Noch bevor in Israel 2019 gesungen wird, ist das Land bereits in aller Munde. Im Vorfeld des Eurovision Song Contest haben sich einige Künstler zusammengetan, um zu einem Boykott der Singsang-Veranstaltung aufzurufen. Wegen der Menschenrechtsverletzungen gegen die Palästinenser. Das ist brisant, keine Frage, denn nun wird debattiert, ob es sich bei diesem Aufruf um eine antisemitische Aktion handelt. Für mich stellte sich die Frage nach einem Boykott nicht, aber das schützte mich nicht vor einer bizarren Betrachtung der Situation.
Als ich den Artikel zum Boykott an der Pinnwand eines Kontaktes entdeckte, kommentierte ich wahrheitsgemäß:
Da ich den Song Contest grundsätzlich boykottiere, bin ich – politisch auch noch korrekt – in einer ausgezeichneten Position.
Denkste! War wohl nix!
Ein weiterer Kommentator gab mir deutlich zu verstehen, dass ich so einfach nicht aus der Nummer rauskäme. Ich müsste in diesem Jahr mal eine Ausnahme machen und der Veranstaltung am Fernseher beiwohnen. Wegen der Solidarität mit Israel.

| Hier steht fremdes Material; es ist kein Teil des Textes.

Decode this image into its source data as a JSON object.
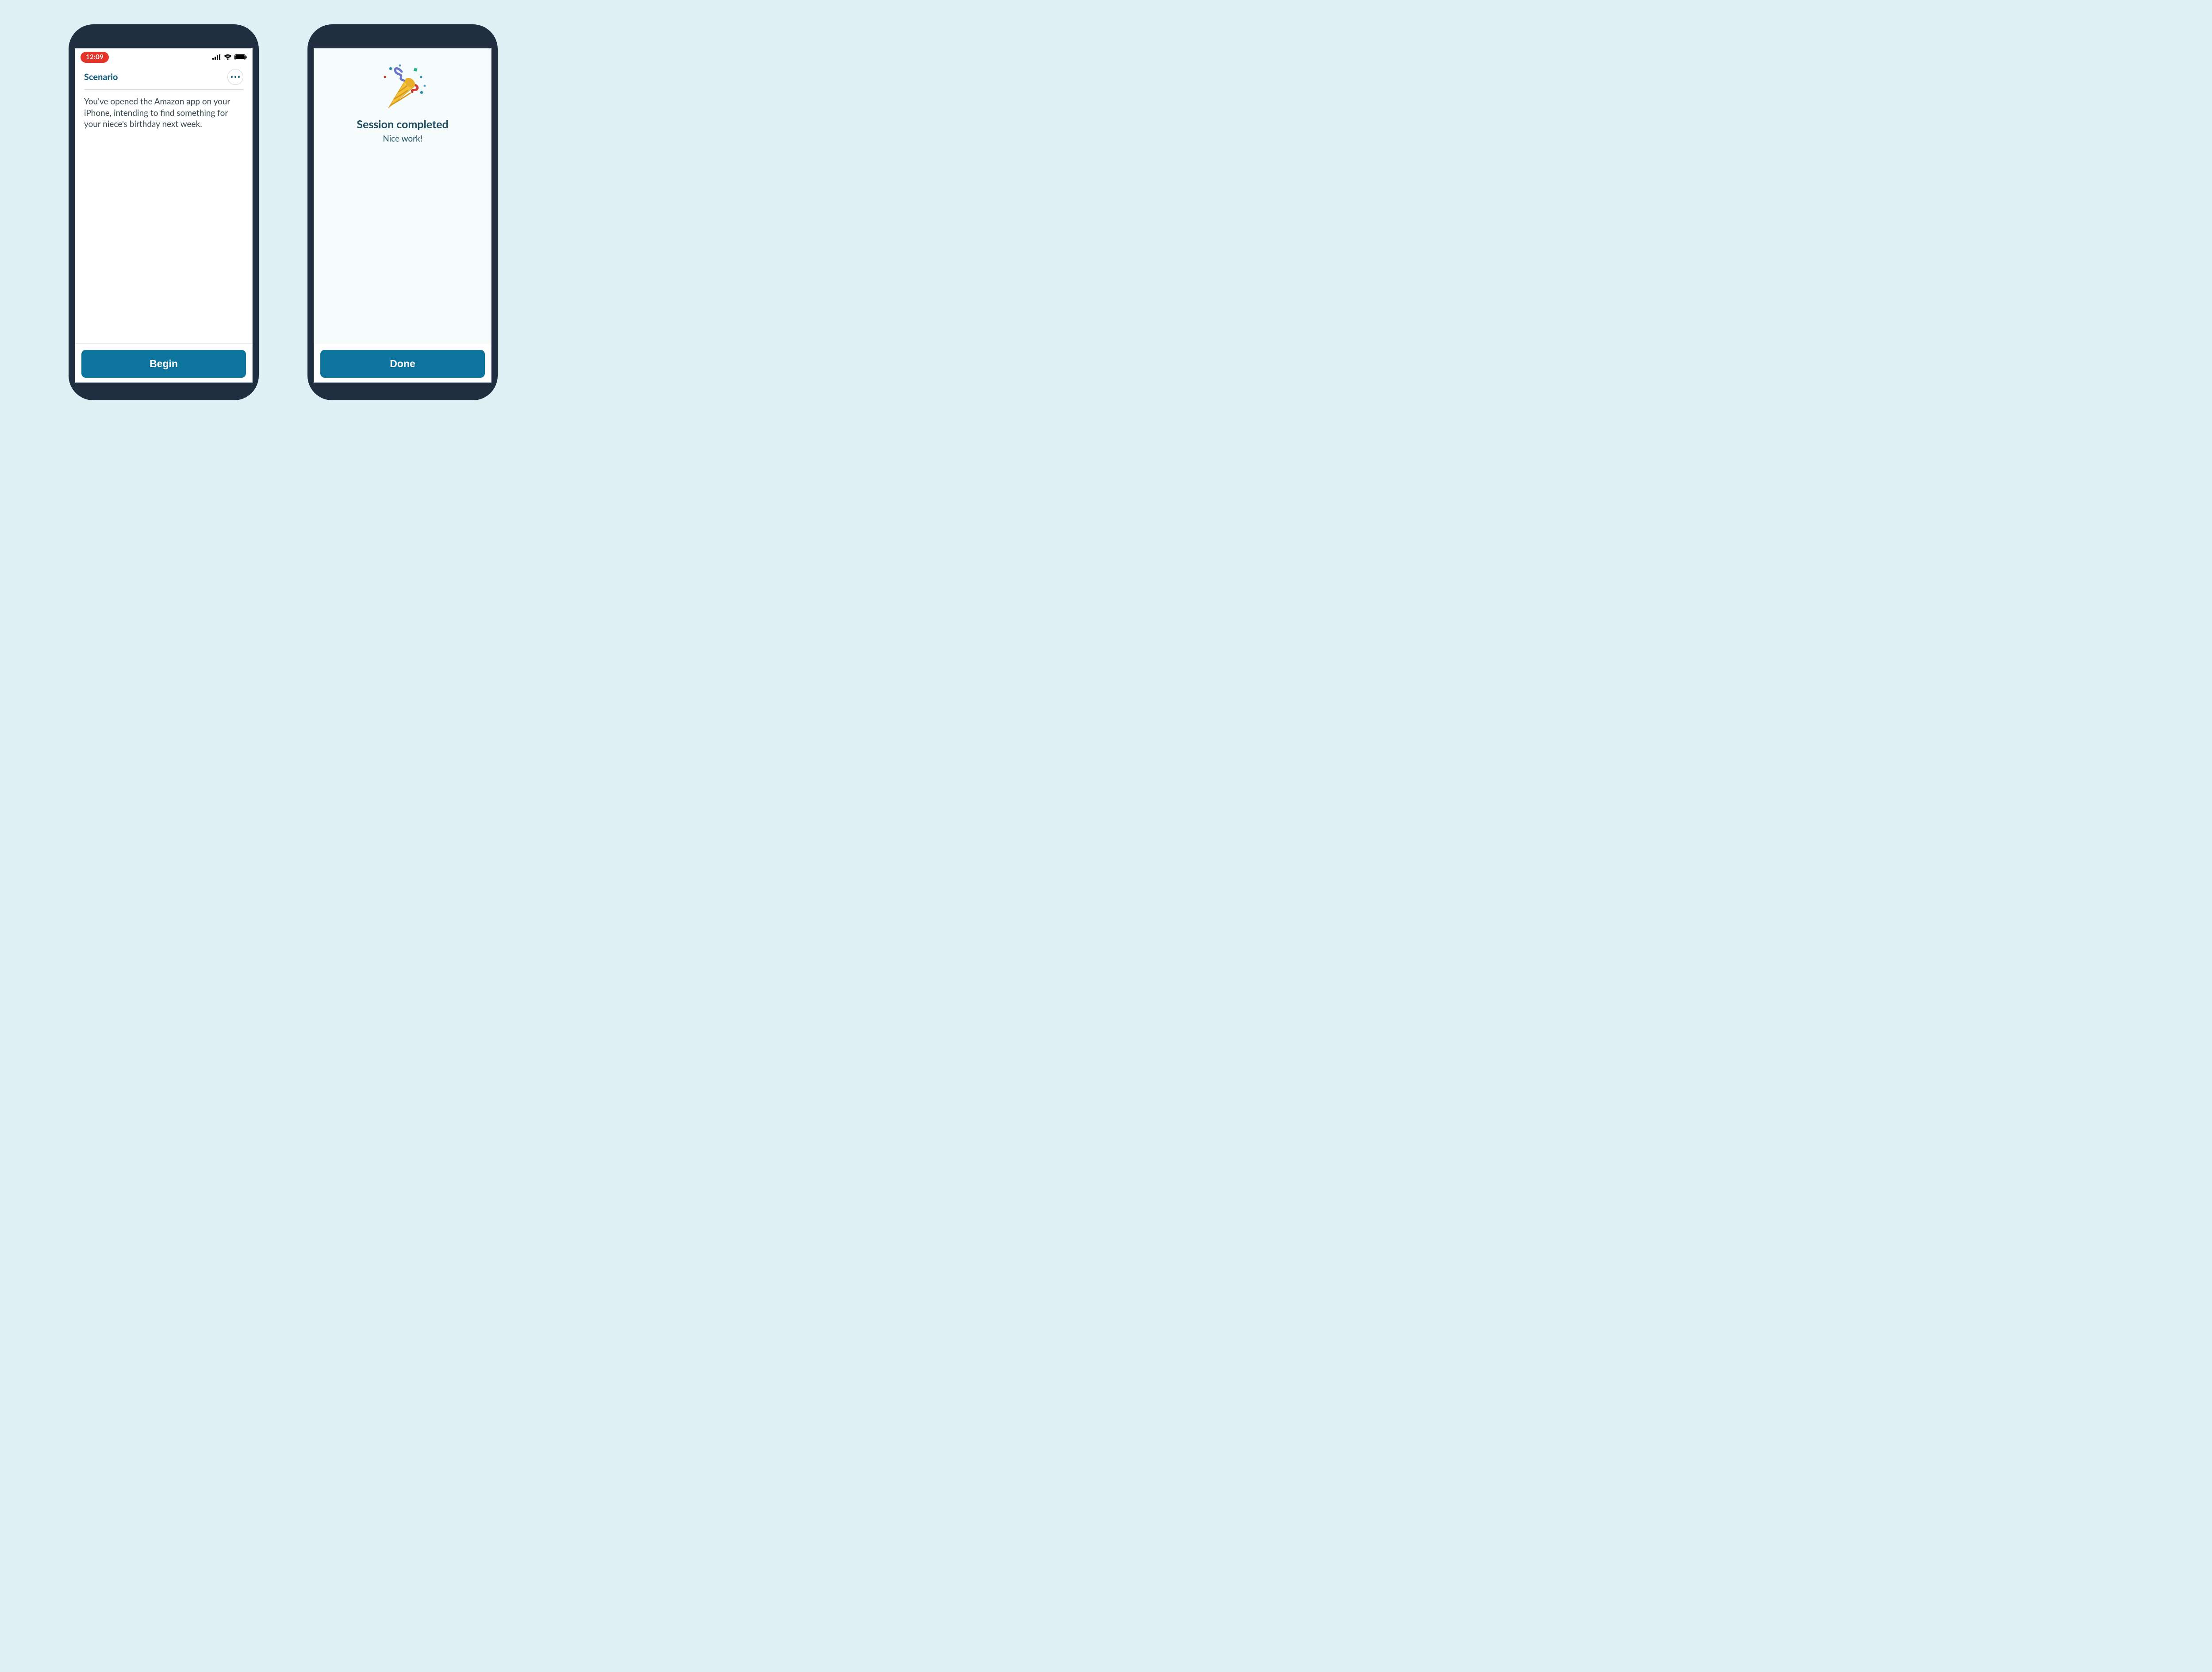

Dieser Meinung war ich überhaupt nicht und betonte, dass ich schon gerne selbst entscheiden würde, ob ich mir das antue oder nicht. Dann aber, so der Hinweis des Israel-Retters, würde ich mich mit den Boykotteuren gemein machen.

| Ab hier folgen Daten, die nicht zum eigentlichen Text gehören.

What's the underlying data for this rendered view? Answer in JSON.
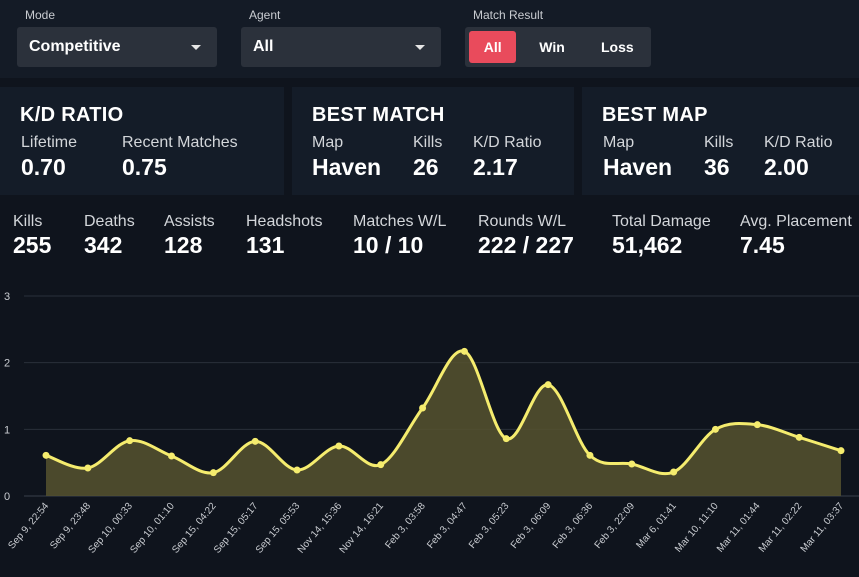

An dieser Stelle beendete ich die kleine Diskussion.
Politisch korrektes Verhalten nimmt ja nun schon eine ganze Weile merkwürdige Züge an. Es gibt nur noch Schwarz oder Weiß, man hat entweder Freunde oder Feinde. Diskurs, Streit, Debatten passen da nicht rein. Das ist anstrengend, das ist aber auch ziemlich albern.
Ob Künstler wie Roger Waters (Pink Floyd), Brian Eno oder Julie Christie mit ihrem Aufruf recht haben oder nicht, ist dabei gar nicht entscheidend. Es ist zumindest ihr Recht, das zu tun. Ich könnte das unterstützen, ich könnte mich auch dagegen aussprechen. Aber ich mache weder das eine noch das andere und nehme mir die Freiheit raus, zu diesem Aufruf mal keine Meinung zu haben.
Und ich nehme mir ein ziemlich simples anderes Recht heraus: Nämlich das, den Song Contest nicht zu gucken, weder den in Israel noch den, der danach und danach und danach stattfindet. Weil ich dieses Theater einfach schrecklich finde.
Schlimmstenfalls bin ich dann ein „Anticontestimit“. Ich muss dann halt lernen, damit zu leben. Und ich krieg das hin, ganz sicher.